Almost every day I get asked “where should I save this?”. Sometimes it from clients, sometimes it’s from my team and sometimes I’m asking myself. Will so many choices of where you could save you document, it is no wonder any people simply don’t know. Do I save to the network drive, SharePoint, OneDrive, Teams, somewhere else? Oh it’s all to hard, I’ll save to my desktop!
Not knowing where to save leads to all kinds of future problems. Oh where did I save that document? Hey Steve, I’m looking for the document you mentioned and I can’t find it. I’ve found the document but I think it might be a duplicate. I’ve spent ages looking for the document I created last year but I can’t remember where it is. I’ve got a new laptop and all those documents I saved on my desktop are gone (cries). Can you relate?
One of the first steps to solving these issues is to create some ground rules that everyone knows about and agrees to use. Make sure you create the rules with input from others. Keep it simple and your chances of success are better.
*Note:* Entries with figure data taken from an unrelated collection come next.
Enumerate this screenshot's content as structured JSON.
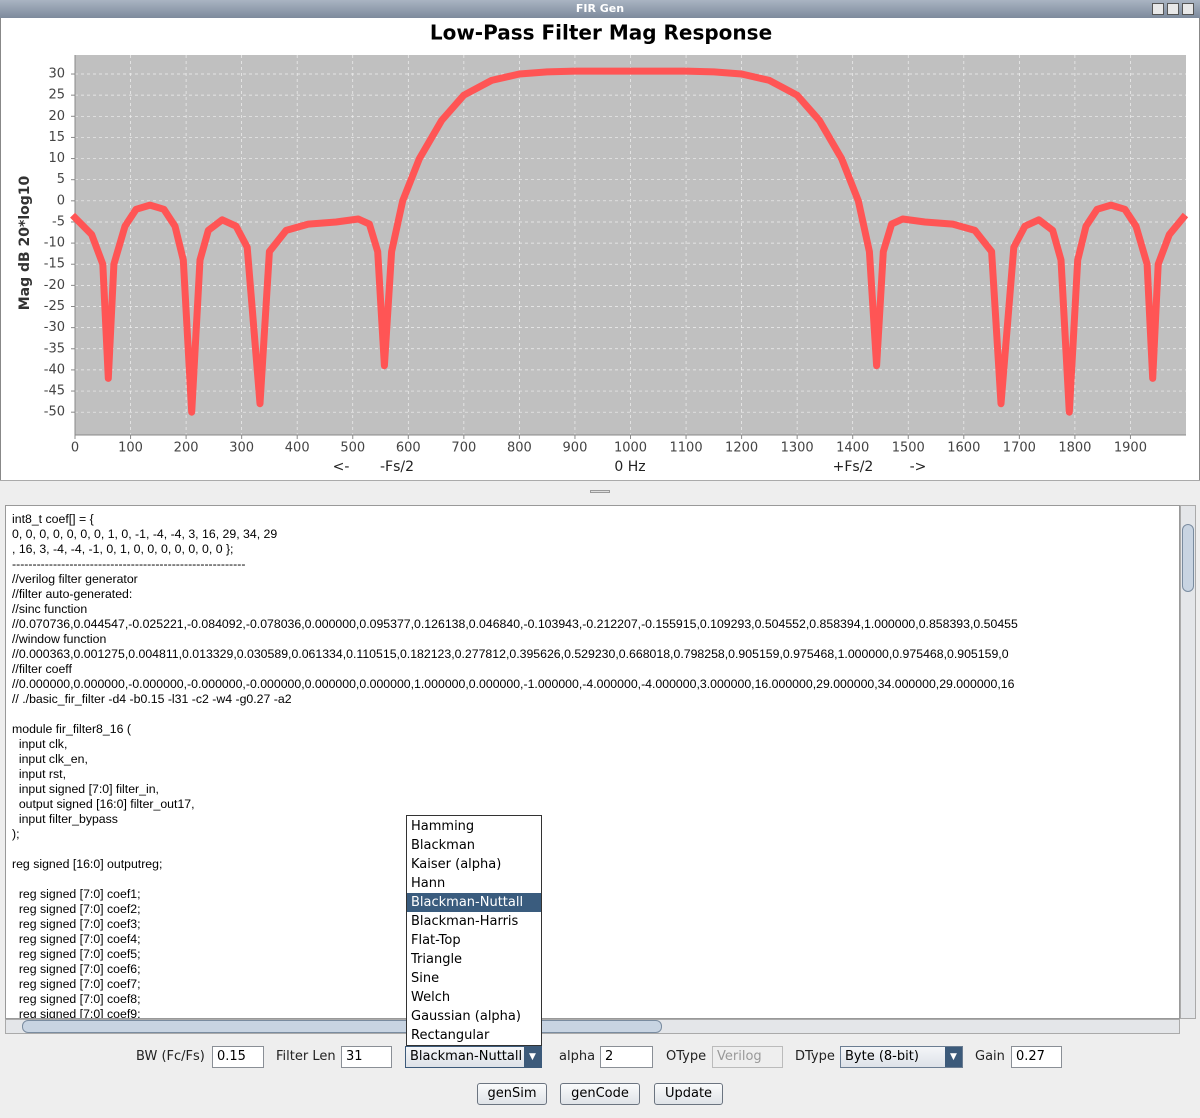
{
  "window": {
    "title": "FIR Gen"
  },
  "chart_data": {
    "type": "line",
    "title": "Low-Pass Filter Mag Response",
    "y_label": "Mag dB 20*log10",
    "annotations": [
      "<-",
      "-Fs/2",
      "0 Hz",
      "+Fs/2",
      "->"
    ],
    "x": [
      0,
      30,
      50,
      60,
      70,
      90,
      110,
      135,
      160,
      180,
      195,
      210,
      225,
      240,
      265,
      290,
      310,
      333,
      350,
      380,
      420,
      470,
      510,
      530,
      545,
      557,
      570,
      590,
      620,
      660,
      700,
      750,
      800,
      850,
      900,
      1000,
      1100,
      1150,
      1200,
      1250,
      1300,
      1340,
      1380,
      1410,
      1430,
      1443,
      1455,
      1470,
      1490,
      1530,
      1580,
      1620,
      1650,
      1667,
      1690,
      1710,
      1735,
      1760,
      1775,
      1790,
      1805,
      1820,
      1840,
      1865,
      1890,
      1910,
      1930,
      1940,
      1950,
      1970,
      1995
    ],
    "values": [
      -4,
      -8,
      -15,
      -42,
      -15,
      -6,
      -2,
      -1,
      -2,
      -6,
      -14,
      -50,
      -14,
      -7,
      -4.5,
      -6,
      -11,
      -48,
      -12,
      -7,
      -5.5,
      -5,
      -4.3,
      -5.5,
      -12,
      -39,
      -12,
      0,
      10,
      19,
      25,
      28.5,
      30,
      30.5,
      30.7,
      30.7,
      30.7,
      30.5,
      30,
      28.5,
      25,
      19,
      10,
      0,
      -12,
      -39,
      -12,
      -5.5,
      -4.3,
      -5,
      -5.5,
      -7,
      -12,
      -48,
      -11,
      -6,
      -4.5,
      -7,
      -14,
      -50,
      -14,
      -6,
      -2,
      -1,
      -2,
      -6,
      -15,
      -42,
      -15,
      -8,
      -4
    ],
    "color": "#ff5555",
    "xlim": [
      0,
      2000
    ],
    "ylim": [
      -55.4,
      34.5
    ],
    "xticks": [
      0,
      100,
      200,
      300,
      400,
      500,
      600,
      700,
      800,
      900,
      1000,
      1100,
      1200,
      1300,
      1400,
      1500,
      1600,
      1700,
      1800,
      1900
    ],
    "yticks": [
      30,
      25,
      20,
      15,
      10,
      5,
      0,
      -5,
      -10,
      -15,
      -20,
      -25,
      -30,
      -35,
      -40,
      -45,
      -50
    ],
    "grid": true
  },
  "code": "int8_t coef[] = {\n0, 0, 0, 0, 0, 0, 0, 1, 0, -1, -4, -4, 3, 16, 29, 34, 29\n, 16, 3, -4, -4, -1, 0, 1, 0, 0, 0, 0, 0, 0, 0 };\n---------------------------------------------------------\n//verilog filter generator\n//filter auto-generated:\n//sinc function\n//0.070736,0.044547,-0.025221,-0.084092,-0.078036,0.000000,0.095377,0.126138,0.046840,-0.103943,-0.212207,-0.155915,0.109293,0.504552,0.858394,1.000000,0.858393,0.50455\n//window function\n//0.000363,0.001275,0.004811,0.013329,0.030589,0.061334,0.110515,0.182123,0.277812,0.395626,0.529230,0.668018,0.798258,0.905159,0.975468,1.000000,0.975468,0.905159,0\n//filter coeff\n//0.000000,0.000000,-0.000000,-0.000000,-0.000000,0.000000,0.000000,1.000000,0.000000,-1.000000,-4.000000,-4.000000,3.000000,16.000000,29.000000,34.000000,29.000000,16\n// ./basic_fir_filter -d4 -b0.15 -l31 -c2 -w4 -g0.27 -a2\n\nmodule fir_filter8_16 (\n  input clk,\n  input clk_en,\n  input rst,\n  input signed [7:0] filter_in,\n  output signed [16:0] filter_out17,\n  input filter_bypass\n);\n\nreg signed [16:0] outputreg;\n\n  reg signed [7:0] coef1;\n  reg signed [7:0] coef2;\n  reg signed [7:0] coef3;\n  reg signed [7:0] coef4;\n  reg signed [7:0] coef5;\n  reg signed [7:0] coef6;\n  reg signed [7:0] coef7;\n  reg signed [7:0] coef8;\n  reg signed [7:0] coef9;",
  "dropdown": {
    "items": [
      "Hamming",
      "Blackman",
      "Kaiser (alpha)",
      "Hann",
      "Blackman-Nuttall",
      "Blackman-Harris",
      "Flat-Top",
      "Triangle",
      "Sine",
      "Welch",
      "Gaussian (alpha)",
      "Rectangular"
    ],
    "selected": 4
  },
  "controls": {
    "bw_label": "BW (Fc/Fs)",
    "bw": "0.15",
    "len_label": "Filter Len",
    "len": "31",
    "window": "Blackman-Nuttall",
    "alpha_label": "alpha",
    "alpha": "2",
    "otype_label": "OType",
    "otype": "Verilog",
    "dtype_label": "DType",
    "dtype": "Byte (8-bit)",
    "gain_label": "Gain",
    "gain": "0.27"
  },
  "buttons": [
    "genSim",
    "genCode",
    "Update"
  ]
}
For each major type of document content, agree these points:
- Where to save them
- Who should have access and who should not
- How long to keep them for
- Who is responsible
Create a table with a row for each document type. Focus on the higher value documents first. For example:
- Supplier Contracts will be stored in the Procurement SharePoint site, they will be accessed by Procurement and Finance teams, they will be kept for 7 years and the Procurement Manager is responsible for these documents.
- Employment Contracts will be stored Human Resources System (not SharePoint), access is restricted to HR only, they will be retained for the duration of employment and the Human Resources team is responsible for these documents.
- Project Documents will be stored in the Microsoft Team for the project, access is assigned by the Project Manager and can include external guests, documents are moved to the Project Archive in SharePoint by the Project Manager as part of the project closure process.
- Etc, etc
Many organisations will have some complex requirements. It may be appropriate to store some documents in SharePoint and many others in other systems e.g. CRM systems, Controlled Document systems, ERP systems or a line of buisness application. The most important thing is to get agreement on what is stored where. You can revise in the future if needed.
To help identify the rules, communicate to your people and validate the design, try creating some user stories for scenarios in your organisation. Here are some examples.
Now for the hard part. Once you have the rules defined, you need to ensure everyone understands and that they are practical to follow. If the rules are to hard and people don’t understand how and why they are needed, they won’t get used. You may also need to allocate time to allow people to tidy up the current environment, this can be a big job and may overwhelm people, take small achievable steps rather than giant leaps.
Finally, once you have the rules in place, ask for feedback, make adjustments and improve. Is it easier to find things now? Did the training explain how to use the system well? What is working well? What needs improving?